稀土产业环境治理的组织:中国的被动革命

Organizing the Environmental Governance of the Rare-Earth Industry: China’s passive revolution

ORGANIZATION STUDIES · 2018
被引 18
人大 AFT50ABS 4

中文导读

用新葛兰西视角分析过去30年中国稀土产业环境治理中政府、企业与公民社会的互动,揭示三种治理时代的变迁,对组织研究有理论贡献。

Abstract

The rare-earth industry is of strategic importance for China and many ‘clean’ technologies worldwide. Yet the processes of mining, smelting and separating rare-earth ores are heavily polluting. Using a neo-Gramscian perspective in the context of organization studies, this article analyses the dynamic interactions between government agencies, business and civil society in the development of the environmental governance of China’s rare-earth industry over the past 30 years, with a particular focus on China’s ‘top-down’ passive revolution.
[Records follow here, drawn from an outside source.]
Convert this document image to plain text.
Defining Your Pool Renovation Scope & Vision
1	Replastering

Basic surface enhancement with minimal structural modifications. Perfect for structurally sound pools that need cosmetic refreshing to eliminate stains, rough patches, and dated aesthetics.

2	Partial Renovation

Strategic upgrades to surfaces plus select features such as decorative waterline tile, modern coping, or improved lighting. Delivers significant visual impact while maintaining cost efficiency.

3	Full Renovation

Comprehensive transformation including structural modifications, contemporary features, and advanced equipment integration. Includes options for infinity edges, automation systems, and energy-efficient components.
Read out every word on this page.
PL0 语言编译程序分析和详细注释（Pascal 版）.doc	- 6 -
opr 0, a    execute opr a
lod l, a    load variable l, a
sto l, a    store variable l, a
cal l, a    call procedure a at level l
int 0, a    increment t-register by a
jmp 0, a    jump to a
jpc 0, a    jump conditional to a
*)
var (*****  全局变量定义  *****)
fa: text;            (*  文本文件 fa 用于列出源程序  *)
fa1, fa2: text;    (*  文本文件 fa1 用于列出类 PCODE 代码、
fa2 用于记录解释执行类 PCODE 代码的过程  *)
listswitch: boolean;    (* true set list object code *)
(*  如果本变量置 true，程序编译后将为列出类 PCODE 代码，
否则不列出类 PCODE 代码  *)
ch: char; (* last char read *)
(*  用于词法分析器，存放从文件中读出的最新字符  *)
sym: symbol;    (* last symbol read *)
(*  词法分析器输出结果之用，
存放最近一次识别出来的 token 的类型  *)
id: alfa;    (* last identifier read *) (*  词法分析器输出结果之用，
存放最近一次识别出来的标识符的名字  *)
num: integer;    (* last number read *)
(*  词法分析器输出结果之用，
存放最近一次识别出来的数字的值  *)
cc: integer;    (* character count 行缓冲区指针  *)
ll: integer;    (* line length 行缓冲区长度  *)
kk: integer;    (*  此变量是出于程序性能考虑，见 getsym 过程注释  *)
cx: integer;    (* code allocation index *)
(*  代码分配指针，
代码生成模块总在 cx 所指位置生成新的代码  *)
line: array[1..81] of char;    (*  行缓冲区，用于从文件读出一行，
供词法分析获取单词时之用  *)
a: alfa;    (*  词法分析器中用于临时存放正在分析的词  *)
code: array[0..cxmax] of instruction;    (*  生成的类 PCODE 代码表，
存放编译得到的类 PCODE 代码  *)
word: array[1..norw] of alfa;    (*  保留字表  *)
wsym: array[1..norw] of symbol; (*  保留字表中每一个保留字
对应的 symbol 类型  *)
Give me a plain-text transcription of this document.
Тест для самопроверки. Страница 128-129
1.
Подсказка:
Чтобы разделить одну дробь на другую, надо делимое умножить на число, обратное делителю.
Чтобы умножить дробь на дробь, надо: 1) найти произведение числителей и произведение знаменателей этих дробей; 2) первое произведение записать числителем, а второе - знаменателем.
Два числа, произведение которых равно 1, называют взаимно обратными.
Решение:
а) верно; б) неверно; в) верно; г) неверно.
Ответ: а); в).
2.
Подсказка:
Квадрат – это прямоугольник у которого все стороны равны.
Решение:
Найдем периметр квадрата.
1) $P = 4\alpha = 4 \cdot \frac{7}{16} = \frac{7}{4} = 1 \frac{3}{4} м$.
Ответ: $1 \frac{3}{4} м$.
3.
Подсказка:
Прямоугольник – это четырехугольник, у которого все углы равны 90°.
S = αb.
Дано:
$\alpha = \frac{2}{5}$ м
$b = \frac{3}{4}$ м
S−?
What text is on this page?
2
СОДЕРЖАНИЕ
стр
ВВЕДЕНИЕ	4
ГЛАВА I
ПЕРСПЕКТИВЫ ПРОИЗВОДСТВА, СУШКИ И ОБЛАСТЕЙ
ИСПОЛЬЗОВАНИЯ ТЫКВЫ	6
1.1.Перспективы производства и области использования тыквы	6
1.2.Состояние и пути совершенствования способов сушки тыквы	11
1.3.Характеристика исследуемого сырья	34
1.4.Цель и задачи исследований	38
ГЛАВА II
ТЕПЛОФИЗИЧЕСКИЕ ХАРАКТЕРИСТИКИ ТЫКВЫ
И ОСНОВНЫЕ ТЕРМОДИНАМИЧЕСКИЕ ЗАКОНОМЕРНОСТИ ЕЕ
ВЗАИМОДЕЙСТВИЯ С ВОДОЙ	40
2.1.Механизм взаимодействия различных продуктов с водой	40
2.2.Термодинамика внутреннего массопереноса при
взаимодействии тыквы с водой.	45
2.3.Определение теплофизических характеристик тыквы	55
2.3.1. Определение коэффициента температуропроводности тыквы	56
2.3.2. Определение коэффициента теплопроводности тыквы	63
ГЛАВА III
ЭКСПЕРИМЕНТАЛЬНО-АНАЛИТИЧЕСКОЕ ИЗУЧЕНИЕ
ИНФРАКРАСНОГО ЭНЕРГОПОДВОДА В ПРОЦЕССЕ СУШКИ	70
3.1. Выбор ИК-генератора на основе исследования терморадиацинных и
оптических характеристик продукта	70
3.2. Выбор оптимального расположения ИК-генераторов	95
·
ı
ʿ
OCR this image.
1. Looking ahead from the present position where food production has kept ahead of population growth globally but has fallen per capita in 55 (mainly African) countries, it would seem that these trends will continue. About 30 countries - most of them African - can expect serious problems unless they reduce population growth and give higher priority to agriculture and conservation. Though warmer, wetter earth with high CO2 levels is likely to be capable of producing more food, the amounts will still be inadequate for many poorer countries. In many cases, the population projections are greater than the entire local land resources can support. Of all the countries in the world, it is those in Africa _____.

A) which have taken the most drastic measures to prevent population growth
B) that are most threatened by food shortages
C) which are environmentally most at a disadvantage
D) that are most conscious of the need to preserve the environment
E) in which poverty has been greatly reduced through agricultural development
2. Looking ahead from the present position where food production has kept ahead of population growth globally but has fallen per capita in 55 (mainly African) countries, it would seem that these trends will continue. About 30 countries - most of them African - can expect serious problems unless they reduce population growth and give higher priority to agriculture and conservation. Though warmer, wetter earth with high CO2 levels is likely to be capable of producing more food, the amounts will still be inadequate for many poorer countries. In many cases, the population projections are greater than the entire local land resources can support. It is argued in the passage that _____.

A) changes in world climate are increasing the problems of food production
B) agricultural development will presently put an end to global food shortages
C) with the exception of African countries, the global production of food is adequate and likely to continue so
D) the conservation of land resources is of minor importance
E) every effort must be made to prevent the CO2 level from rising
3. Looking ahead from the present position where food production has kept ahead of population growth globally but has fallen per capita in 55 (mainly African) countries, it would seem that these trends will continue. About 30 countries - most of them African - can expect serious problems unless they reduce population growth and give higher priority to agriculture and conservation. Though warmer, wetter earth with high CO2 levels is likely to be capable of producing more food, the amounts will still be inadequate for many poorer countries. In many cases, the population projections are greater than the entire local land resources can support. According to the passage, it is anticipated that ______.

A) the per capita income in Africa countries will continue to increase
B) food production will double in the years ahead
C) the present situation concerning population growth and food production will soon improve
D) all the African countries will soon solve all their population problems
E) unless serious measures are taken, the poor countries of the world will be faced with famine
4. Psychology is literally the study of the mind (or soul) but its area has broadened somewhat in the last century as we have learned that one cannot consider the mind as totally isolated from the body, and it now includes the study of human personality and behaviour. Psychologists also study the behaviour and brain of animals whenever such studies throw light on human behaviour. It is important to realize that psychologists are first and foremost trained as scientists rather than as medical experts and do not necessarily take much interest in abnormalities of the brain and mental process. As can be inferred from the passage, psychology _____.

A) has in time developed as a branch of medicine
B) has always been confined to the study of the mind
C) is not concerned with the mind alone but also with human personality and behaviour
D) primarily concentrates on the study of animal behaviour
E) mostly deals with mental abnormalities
Making use of rarely granted access to China’s biggest rare-earth company, one of the country’s key strategic assets, the analysis makes visible the changes of environmental contestations among five different governance actors over what we identify as three environmental governance eras in China. Besides offering unique empirical insights into the organizational processes that constitute the dynamically evolving hegemony of China’s rare-earth industry, the article makes three theoretical contributions to the field of organization studies. First, we analyse the changing role of state institutions in a non-Western context, which has been de-emphasized by existing organization scholars. Second, we conceptualize the dynamics of environmental governance in China as a form of top-down ‘passive revolution’. Third, we problematize the dual role of Chinese NGOs as both supporting and challenging state power. Overall, we contribute to our understanding of the organization of governance systems in non-Western contexts, which has been neglected in organizational studies.